Sebastiaan Franco (°1992 Genk, Belgium) lives and works in Antwerp, Belgium. He’s a master student at the Royal Academy of Fine Arts of Ghent and works as a freelance photographer, mostly doing reportage work. In his personal work he’s interested in the idea of collective identity and what the concept of community means in today’s society.
Joytown Special School in Thika, Kenya. Originally built by the Salvation Army they left the school to local organizations but these couldn\’t handle over 300 mentally ill children, many of whom were also neuro patients suffering from spina bifida and/or hydrocephalus. IF Global, an NGO focusing on these issues took control over the school and provided funding as well as training for nurses to better take care of these children. They also provided staff to fix wheelchairs and organize physical and occupational therapy sessions for each age group.
An occupational therapy session for the youngest children at the school. These young ones get therapy sessions twice a day before class starts in the morning and afternoon. Most of these children stay at school and only go home during vacation periods because either they live with a tribe far away or their parents have difficulties providing for them.
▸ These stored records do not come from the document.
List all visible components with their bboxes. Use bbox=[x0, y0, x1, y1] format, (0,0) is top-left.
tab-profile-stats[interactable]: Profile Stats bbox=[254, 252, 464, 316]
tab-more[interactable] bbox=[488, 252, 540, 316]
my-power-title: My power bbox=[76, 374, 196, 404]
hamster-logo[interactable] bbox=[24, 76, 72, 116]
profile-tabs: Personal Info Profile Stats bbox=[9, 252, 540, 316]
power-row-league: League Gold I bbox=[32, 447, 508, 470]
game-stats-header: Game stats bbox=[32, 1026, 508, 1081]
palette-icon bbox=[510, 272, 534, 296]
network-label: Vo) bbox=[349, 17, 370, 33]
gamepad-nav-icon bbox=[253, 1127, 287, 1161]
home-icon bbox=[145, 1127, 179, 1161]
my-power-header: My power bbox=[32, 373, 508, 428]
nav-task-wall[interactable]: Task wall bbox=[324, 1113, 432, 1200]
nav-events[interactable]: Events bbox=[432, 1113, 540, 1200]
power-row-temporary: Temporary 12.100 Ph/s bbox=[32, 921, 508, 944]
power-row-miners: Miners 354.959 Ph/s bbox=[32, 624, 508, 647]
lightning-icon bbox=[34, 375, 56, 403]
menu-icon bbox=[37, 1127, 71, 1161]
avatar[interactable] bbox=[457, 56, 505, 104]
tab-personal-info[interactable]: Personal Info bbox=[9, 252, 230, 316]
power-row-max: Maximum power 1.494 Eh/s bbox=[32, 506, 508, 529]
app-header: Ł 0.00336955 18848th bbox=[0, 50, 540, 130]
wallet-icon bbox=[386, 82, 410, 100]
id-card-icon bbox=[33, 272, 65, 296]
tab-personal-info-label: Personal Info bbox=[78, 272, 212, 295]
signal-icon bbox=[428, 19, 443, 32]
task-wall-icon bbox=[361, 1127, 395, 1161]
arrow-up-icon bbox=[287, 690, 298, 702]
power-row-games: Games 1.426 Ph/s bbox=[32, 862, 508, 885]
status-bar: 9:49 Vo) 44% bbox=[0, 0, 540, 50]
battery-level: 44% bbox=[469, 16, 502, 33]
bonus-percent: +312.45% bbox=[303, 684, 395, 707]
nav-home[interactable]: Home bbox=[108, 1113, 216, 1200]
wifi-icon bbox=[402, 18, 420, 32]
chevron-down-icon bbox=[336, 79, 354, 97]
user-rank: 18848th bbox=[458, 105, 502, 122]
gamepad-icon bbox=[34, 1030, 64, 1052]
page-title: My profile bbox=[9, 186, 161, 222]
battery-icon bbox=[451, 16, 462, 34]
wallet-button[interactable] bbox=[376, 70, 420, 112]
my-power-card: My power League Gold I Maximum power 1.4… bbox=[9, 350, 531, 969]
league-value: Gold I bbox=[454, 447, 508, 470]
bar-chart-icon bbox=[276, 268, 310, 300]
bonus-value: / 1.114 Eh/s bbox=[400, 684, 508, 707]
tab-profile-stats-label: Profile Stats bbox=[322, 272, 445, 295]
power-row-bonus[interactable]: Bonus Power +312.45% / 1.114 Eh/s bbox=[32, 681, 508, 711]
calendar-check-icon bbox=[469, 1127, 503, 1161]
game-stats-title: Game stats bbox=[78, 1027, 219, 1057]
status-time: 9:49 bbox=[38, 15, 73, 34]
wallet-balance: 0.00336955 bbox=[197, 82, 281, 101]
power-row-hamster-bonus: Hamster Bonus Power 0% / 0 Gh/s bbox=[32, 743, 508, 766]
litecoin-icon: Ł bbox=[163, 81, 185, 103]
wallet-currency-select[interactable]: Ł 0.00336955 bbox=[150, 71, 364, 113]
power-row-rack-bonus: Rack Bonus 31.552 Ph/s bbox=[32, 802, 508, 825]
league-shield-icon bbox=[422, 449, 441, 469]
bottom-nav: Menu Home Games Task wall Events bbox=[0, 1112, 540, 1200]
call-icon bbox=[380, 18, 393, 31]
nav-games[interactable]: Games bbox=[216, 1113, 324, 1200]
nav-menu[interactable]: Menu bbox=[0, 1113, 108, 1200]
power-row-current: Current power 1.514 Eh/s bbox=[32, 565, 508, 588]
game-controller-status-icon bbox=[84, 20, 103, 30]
Children in class get education which is pretty much the same as other schools around the country. The aim is to make sure these children are educated so they might have an equal opportunity later in life.
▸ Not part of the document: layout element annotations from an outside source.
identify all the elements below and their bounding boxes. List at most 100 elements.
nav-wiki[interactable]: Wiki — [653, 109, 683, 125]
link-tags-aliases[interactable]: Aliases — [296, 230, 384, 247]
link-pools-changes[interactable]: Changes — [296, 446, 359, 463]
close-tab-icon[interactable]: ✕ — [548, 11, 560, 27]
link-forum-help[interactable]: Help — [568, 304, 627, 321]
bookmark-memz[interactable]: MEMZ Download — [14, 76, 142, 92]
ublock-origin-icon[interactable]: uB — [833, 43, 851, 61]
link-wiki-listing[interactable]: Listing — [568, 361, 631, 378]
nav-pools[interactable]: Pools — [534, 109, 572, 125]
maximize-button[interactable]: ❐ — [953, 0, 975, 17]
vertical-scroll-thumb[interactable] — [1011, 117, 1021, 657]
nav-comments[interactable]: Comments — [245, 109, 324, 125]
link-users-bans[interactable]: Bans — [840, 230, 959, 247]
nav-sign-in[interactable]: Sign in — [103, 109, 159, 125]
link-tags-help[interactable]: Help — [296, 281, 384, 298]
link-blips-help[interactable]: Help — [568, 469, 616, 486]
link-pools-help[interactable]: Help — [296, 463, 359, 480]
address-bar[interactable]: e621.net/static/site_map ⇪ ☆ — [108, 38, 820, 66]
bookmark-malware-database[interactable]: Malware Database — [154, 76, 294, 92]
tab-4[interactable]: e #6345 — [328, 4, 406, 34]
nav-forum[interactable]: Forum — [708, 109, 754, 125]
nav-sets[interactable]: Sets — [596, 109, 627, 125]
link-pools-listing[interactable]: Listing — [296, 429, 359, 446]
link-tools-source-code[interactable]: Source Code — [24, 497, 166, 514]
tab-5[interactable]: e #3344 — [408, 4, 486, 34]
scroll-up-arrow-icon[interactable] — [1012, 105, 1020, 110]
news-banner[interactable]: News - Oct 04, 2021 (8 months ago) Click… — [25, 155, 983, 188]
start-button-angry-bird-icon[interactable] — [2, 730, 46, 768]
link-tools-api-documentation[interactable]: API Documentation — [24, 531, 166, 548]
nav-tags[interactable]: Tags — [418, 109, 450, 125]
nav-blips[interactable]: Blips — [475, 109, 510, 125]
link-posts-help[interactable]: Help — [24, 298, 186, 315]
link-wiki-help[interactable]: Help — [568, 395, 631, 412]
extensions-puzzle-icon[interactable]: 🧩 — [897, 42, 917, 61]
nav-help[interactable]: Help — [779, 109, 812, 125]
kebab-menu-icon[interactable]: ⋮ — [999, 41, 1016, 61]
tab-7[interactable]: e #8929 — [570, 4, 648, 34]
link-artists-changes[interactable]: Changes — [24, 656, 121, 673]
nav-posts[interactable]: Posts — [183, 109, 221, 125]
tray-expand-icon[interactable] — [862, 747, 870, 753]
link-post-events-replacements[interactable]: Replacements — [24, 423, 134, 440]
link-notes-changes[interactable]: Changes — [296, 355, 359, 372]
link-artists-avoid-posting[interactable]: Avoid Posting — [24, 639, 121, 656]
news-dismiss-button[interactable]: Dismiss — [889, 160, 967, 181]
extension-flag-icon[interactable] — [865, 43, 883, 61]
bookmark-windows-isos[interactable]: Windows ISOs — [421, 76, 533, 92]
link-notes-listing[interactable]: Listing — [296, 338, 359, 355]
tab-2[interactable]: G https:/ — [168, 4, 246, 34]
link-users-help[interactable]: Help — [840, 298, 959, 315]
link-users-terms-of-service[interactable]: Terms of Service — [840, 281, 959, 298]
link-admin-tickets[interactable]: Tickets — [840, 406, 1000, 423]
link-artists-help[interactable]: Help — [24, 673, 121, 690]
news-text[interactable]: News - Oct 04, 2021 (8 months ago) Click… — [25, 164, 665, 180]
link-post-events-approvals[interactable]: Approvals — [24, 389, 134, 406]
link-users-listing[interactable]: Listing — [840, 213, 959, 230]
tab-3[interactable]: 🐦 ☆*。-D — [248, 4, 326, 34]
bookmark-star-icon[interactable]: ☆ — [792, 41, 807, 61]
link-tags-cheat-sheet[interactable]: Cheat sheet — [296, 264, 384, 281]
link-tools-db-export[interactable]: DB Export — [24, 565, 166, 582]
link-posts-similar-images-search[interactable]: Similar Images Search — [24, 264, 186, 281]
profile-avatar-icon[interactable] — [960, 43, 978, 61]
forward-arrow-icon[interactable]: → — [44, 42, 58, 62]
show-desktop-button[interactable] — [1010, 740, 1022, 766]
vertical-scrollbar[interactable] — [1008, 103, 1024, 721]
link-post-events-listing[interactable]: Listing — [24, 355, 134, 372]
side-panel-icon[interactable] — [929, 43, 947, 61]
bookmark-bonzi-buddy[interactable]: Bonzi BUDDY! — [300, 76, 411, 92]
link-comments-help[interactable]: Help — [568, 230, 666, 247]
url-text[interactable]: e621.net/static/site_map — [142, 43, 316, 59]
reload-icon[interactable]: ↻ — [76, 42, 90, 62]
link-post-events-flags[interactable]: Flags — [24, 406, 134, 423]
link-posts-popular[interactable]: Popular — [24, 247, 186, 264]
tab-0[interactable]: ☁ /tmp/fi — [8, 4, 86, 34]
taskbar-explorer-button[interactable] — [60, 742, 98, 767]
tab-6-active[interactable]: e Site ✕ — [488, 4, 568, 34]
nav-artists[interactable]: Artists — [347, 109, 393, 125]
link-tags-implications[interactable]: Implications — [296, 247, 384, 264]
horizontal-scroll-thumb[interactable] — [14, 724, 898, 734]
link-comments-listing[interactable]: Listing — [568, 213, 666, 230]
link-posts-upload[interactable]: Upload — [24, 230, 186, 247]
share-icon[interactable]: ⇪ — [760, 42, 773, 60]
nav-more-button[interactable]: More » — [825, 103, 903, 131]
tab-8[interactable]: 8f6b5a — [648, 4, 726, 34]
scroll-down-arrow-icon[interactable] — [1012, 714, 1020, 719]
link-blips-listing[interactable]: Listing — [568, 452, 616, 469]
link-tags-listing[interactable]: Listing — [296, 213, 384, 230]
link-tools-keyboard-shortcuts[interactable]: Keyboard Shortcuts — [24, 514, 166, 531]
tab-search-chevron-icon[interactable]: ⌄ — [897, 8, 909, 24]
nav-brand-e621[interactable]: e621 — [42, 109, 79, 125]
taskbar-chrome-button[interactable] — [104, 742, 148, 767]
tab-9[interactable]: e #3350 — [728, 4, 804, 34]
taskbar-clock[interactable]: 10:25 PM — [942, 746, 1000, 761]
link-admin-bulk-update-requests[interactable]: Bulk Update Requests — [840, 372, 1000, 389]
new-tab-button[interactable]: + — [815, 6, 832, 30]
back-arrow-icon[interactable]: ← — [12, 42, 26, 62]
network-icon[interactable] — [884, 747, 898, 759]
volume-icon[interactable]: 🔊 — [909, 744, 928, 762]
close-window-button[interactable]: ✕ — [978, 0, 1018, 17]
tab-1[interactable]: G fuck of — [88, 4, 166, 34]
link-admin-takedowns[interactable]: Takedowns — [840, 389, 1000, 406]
Broken wheelchairs in a shed behind the Joytown Special School. Sometimes volunteers come in to try and assemble new wheelchairs out of parts that might still be good. The average lifespan of a wheelchair is around 5 to 6 years but in Thika it\’s only about two because of the bad surface where the school is built and the fact that they constantly have to be modified for each child.
Young boys posing during their recess. Most of the children here are disabled, some of them mentally but most of them suffer from spina bifida which leads to difficulties walking or to being paralyzed from the waist down.
A mother from Tana River dropping off her child here for the first time. Because she lives with a tribe and there\’s a lot of stigma surrounding children with disabilities she deemed it safer for the child to be here at the boarding school. A lot of the children here were brought over by relatives because some members of the tribe might actually want to kill them, saying children with disabilities bring bad luck. Purity Karuga, head of the school is disabled herself and was brought here by her uncle when she was young because her parents tried to drown her in a well. She knows what the story is and now organizes sessions with the parents to make them better understand the condition of their child.